Another piece by a different mental patient was a stylized crucifix done on canvas with chalk (as I recall). Of all the images of the crucified Christ that I’ve ever seen, this one stands out as the most graceful and lovely.
Yet another piece was an abstract piece of baked ceramic, mounted to a finished wooden plaque. This was created by my dad’s very talented and generous friend, Miriam Barranger. [When I was approaching my high school graduation, Mrs. Barranger asked my dad what I’d like as a gift from her. So he asked me. When I told him to tell her I’d love one of her pieces of art, she was delighted. Not only did she grant me that wish, but she allowed me to select the one I wanted, from a particular batch in her studio.]
The other art in my own bedroom (in that house where I grew up), included: a framed portrait of JFK and his family (which I’d obtained by writing to the White House shortly after his 1961 inauguration), a framed photo of my hero Will Rogers, and a framed copy of a famous painting of Napoleon on his rearing horse. That’s a pretty eclectic mix, don’t you think?
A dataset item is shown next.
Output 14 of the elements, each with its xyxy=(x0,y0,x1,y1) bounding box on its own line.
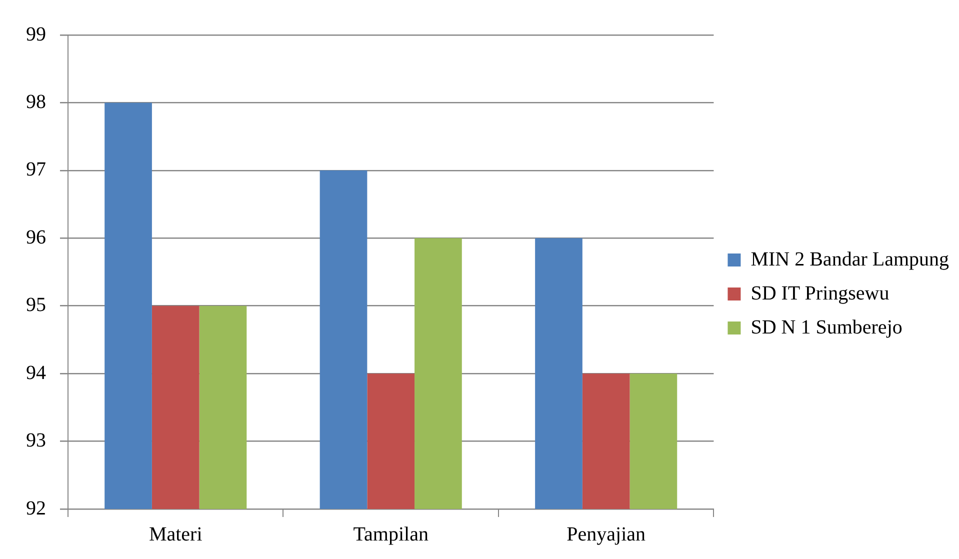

In my big brother’s bedroom was a large, mounted Kachina Mask, which he’d created in either kindergarten or first grade out of papier-mâché. It was quite impressive… and especially so by someone so young.
Dominant in my little sister’s room – other than literally hundreds of pictures of the Beatles, of course – was a beautiful oil painting of a horse in the moonlight… painted by our first cousin, Deanna Slappey (of Anniston AL).
My own artistic endeavors
Space won’t permit a full discussion of this sub-topic, but you may be wondering whether all this artwork in the house ever rubbed off on me or my own creative expression.
Our house was filled with books and art and classical music (along with the rock-n-roll my brother and I listened to on WTIX). And every creative effort of any of us was heartily encouraged by my parents. Each little insignificant scribble – whether text or art – was praised and saved by my mom. When I was stuck in the hospital for about two weeks during third grade, one of my chief activities was a paint-by-number kit. Remember those?
One year for Christmas my dad acquired a massive block of professional grade modeling clay — the kind you’re supposed to FIRE after you sculpt your whatever. I never had an oven to fire anything in, but I surely did enjoy dabbling with that cool clay.
Still later, I experimented with color and shape in abstract forms (with colored pencils)… followed by a period in which I fancied I could render still life in charcoal. Some of these efforts actually survive, but all are painfully amateurish, of course.
Oh, one brief glimmer of OBJECTIVE praise about my efforts in visual arts. In one or two grades of Covington Elementary School, we had a project in which all the students (presumably in that same grade) gathered in the cafeteria and “drew stuff” while someone played a particular piece of classical music on the phonograph. Of all those drawn, some panel of judges – presumably teachers, for that first round, at least – selected some pieces that appeared to have artistic merit. Mine was one of those. My masterpiece, however, quickly fell out of the further rounds of judging, which was just as well… since whatever music they’d played was not to my liking. LOL
What about YOU? What artwork highlights – or has highlighted – your home?